How to Sell Homemade Sauce
To sell homemade sauce out of your residential kitchen, you’ll need to check the cottage food laws in your area. Cottage food laws regulate the sale and production of low-risk foods (such as sauces) from an entrepreneur’s home. In most states, you can sell foods produced under cottage food laws from your residence to the consumer, at farmer’s markets, flea markets, and roadside stands. In most areas, you cannot sell cottage food items to restaurants, stores, or e-commerce applications.
Are Nutrition Labels Required to Be on Food Products?
The FDA requires a Nutrition Facts label on most food packages.
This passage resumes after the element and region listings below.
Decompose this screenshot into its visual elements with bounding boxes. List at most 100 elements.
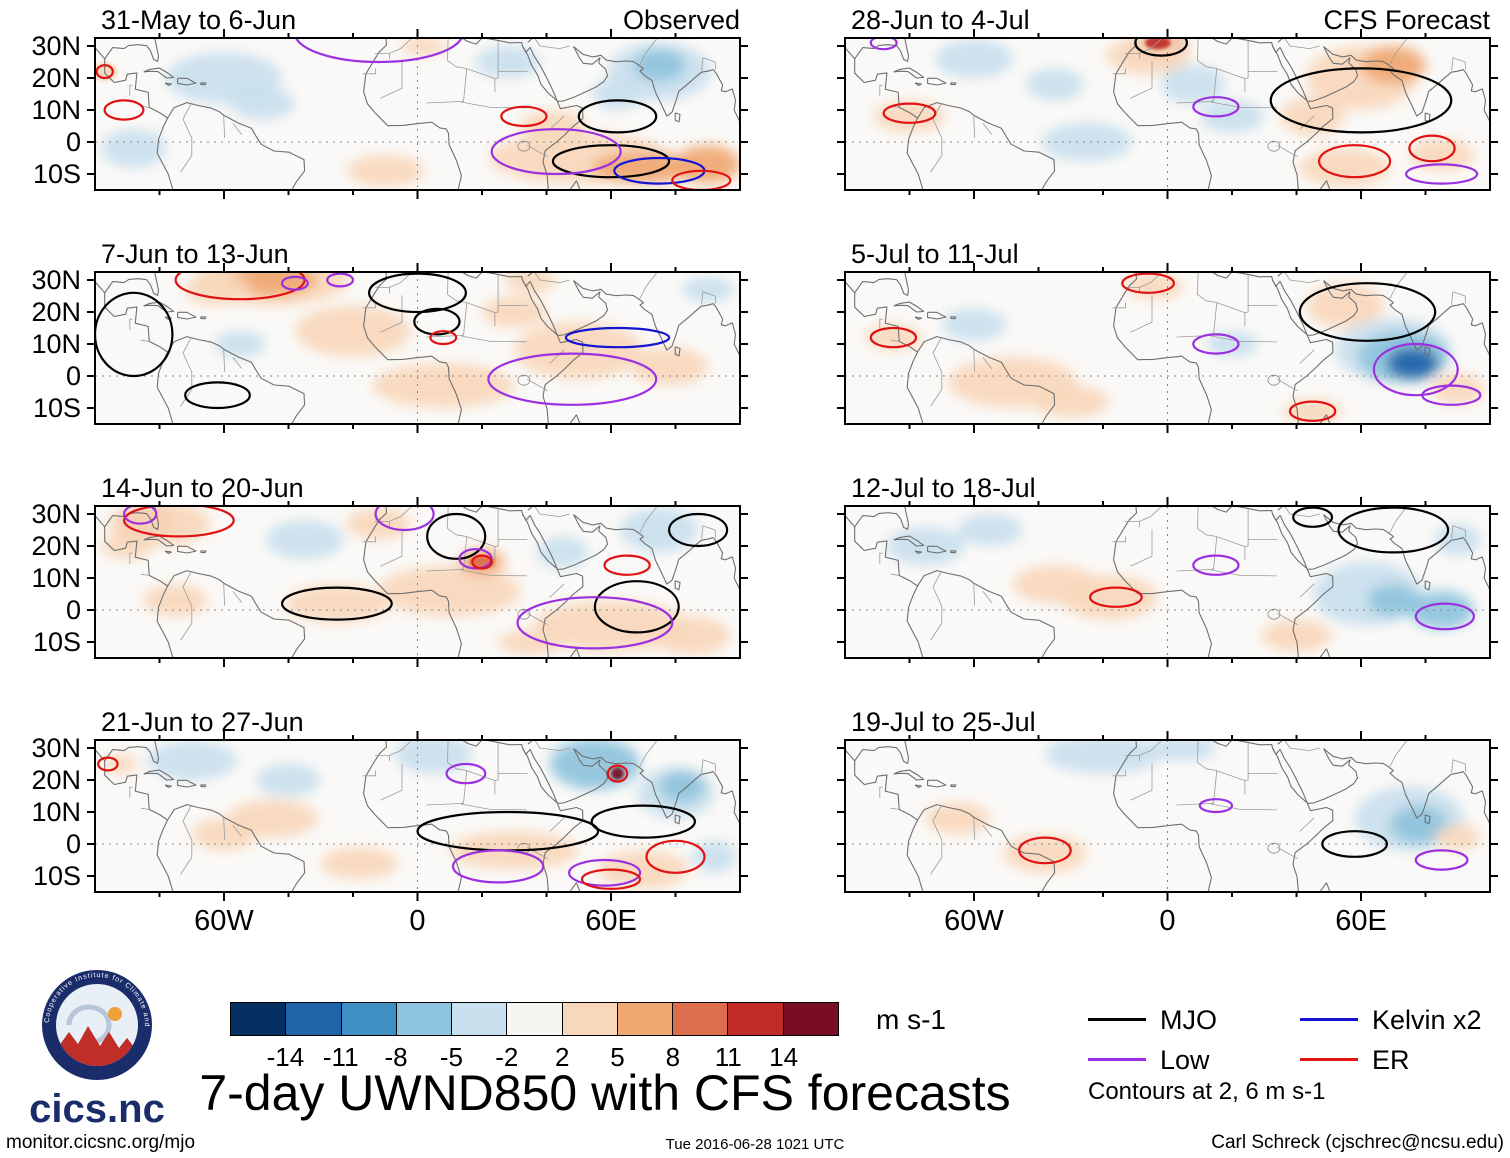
panel-header: 7-Jun to 13-Jun: [101, 239, 740, 269]
panel-date-range: 5-Jul to 11-Jul: [851, 239, 1019, 269]
colorbar: [230, 1002, 839, 1036]
logo-spiral: [66, 1004, 112, 1046]
map-plot: [837, 497, 1498, 667]
panel-date-range: 19-Jul to 25-Jul: [851, 707, 1036, 737]
y-axis-label: 10N: [31, 329, 81, 359]
panel-date-range: 21-Jun to 27-Jun: [101, 707, 304, 737]
cfs-forecast-label: CFS Forecast: [1323, 5, 1490, 35]
colorbar-tick: 5: [610, 1042, 625, 1072]
colorbar-tick: -11: [322, 1042, 359, 1072]
y-axis-label: 30N: [31, 265, 81, 295]
colorbar-cell: [673, 1003, 729, 1035]
footer-timestamp: Tue 2016-06-28 1021 UTC: [665, 1136, 845, 1153]
logo-wordmark: cics.nc: [29, 1087, 165, 1130]
x-axis-label: 60W: [944, 905, 1004, 937]
panel-header: 28-Jun to 4-Jul CFS Forecast: [851, 5, 1490, 35]
y-axis-label: 30N: [31, 499, 81, 529]
x-axis-label: 60W: [194, 905, 254, 937]
colorbar-tick: 11: [714, 1042, 742, 1072]
map-plot: [87, 731, 748, 901]
y-axis-label: 10S: [32, 861, 81, 891]
colorbar-cell: [728, 1003, 784, 1035]
colorbar-tick: 2: [554, 1042, 570, 1072]
colorbar-cell: [231, 1003, 287, 1035]
panel-header: 19-Jul to 25-Jul: [851, 707, 1490, 737]
map-plot: [837, 263, 1498, 433]
y-axis-label: 10N: [31, 563, 81, 593]
map-panel: [837, 497, 1498, 667]
colorbar-cell: [507, 1003, 563, 1035]
legend-line-mjo: [1088, 1018, 1146, 1021]
y-axis-label: 10N: [31, 95, 81, 125]
y-axis-label: 10S: [32, 627, 81, 657]
map-plot: [837, 29, 1498, 199]
x-axis-label: 0: [1159, 905, 1176, 937]
cics-nc-logo: Cooperative Institute for Climate and Sa…: [5, 970, 165, 1130]
map-panel: [87, 263, 748, 433]
y-axis-label: 10S: [32, 393, 81, 423]
panel-date-range: 7-Jun to 13-Jun: [101, 239, 289, 269]
y-axis-label: 0: [65, 127, 81, 157]
colorbar-tick: -8: [384, 1042, 408, 1072]
x-axis-label: 60E: [585, 905, 637, 937]
y-axis-label: 20N: [31, 531, 81, 561]
colorbar-cell: [783, 1003, 838, 1035]
colorbar-cell: [396, 1003, 453, 1035]
panel-header: 14-Jun to 20-Jun: [101, 473, 740, 503]
y-axis-label: 20N: [31, 297, 81, 327]
map-plot: [837, 731, 1498, 901]
map-panel: [87, 29, 748, 199]
y-axis-label: 10N: [31, 797, 81, 827]
colorbar-cell: [617, 1003, 674, 1035]
panel-header: 5-Jul to 11-Jul: [851, 239, 1490, 269]
footer-url: monitor.cicsnc.org/mjo: [6, 1132, 196, 1153]
colorbar-tick: 14: [769, 1042, 799, 1072]
legend-label: MJO: [1160, 1005, 1217, 1035]
colorbar-cell: [341, 1003, 397, 1035]
map-panel: [87, 497, 748, 667]
y-axis-label: 20N: [31, 765, 81, 795]
legend-line-low: [1088, 1058, 1146, 1061]
map-panel: [837, 731, 1498, 901]
panel-header: 12-Jul to 18-Jul: [851, 473, 1490, 503]
y-axis-label: 0: [65, 595, 81, 625]
map-plot: [87, 29, 748, 199]
colorbar-cell: [562, 1003, 618, 1035]
legend-label: Kelvin x2: [1372, 1005, 1482, 1035]
y-axis-label: 30N: [31, 31, 81, 61]
colorbar-tick: 8: [665, 1042, 681, 1072]
colorbar-tick: -2: [495, 1042, 519, 1072]
y-axis-label: 10S: [32, 159, 81, 189]
y-axis-label: 0: [65, 361, 81, 391]
y-axis-label: 20N: [31, 63, 81, 93]
x-axis-label: 0: [409, 905, 426, 937]
map-plot: [87, 497, 748, 667]
y-axis-label: 0: [65, 829, 81, 859]
map-panel: [837, 29, 1498, 199]
panel-date-range: 31-May to 6-Jun: [101, 5, 297, 35]
colorbar-tick: -14: [266, 1042, 305, 1072]
logo-sun: [108, 1007, 122, 1021]
panel-date-range: 12-Jul to 18-Jul: [851, 473, 1036, 503]
colorbar-units-label: m s-1: [876, 1004, 946, 1035]
x-axis-label: 60E: [1335, 905, 1387, 937]
map-panel: [87, 731, 748, 901]
y-axis-label: 30N: [31, 733, 81, 763]
legend-line-kelvin-x2: [1300, 1018, 1358, 1021]
panel-header: 21-Jun to 27-Jun: [101, 707, 740, 737]
figure-title: 7-day UWND850 with CFS forecasts: [199, 1065, 1011, 1121]
observed-label: Observed: [622, 5, 740, 35]
map-panel: [837, 263, 1498, 433]
map-plot: [87, 263, 748, 433]
colorbar-cell: [286, 1003, 342, 1035]
panel-header: 31-May to 6-Jun Observed: [101, 5, 740, 35]
contour-levels-note: Contours at 2, 6 m s-1: [1088, 1078, 1326, 1105]
panel-date-range: 14-Jun to 20-Jun: [101, 473, 304, 503]
legend-line-er: [1300, 1058, 1358, 1061]
panel-date-range: 28-Jun to 4-Jul: [851, 5, 1030, 35]
logo-mountains: [56, 1026, 138, 1066]
colorbar-cell: [452, 1003, 508, 1035]
legend-label: Low: [1160, 1045, 1210, 1075]
legend-label: ER: [1372, 1045, 1410, 1075]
To adhere to the law, labels should have a heading that reads “Nutrition Facts”. The “Nutrition Facts” heading must extend the width of the Nutrition Facts box and have the largest type size in the nutrition label (it must exceed 8-point font, but it doesn’t have to exceed 13-point font).Back to Top
Whether you want to start a hot sauce business or bottle BBQ sauce, there is a lot of money to be made in the sauce sector. You can sell your sauces directly to consumers online or sell your sauces at festivals and specialty grocery stores. Since unique sauces are one of the fastest-growing food trends, now is the time to start a sauce company and tap into this expanding market.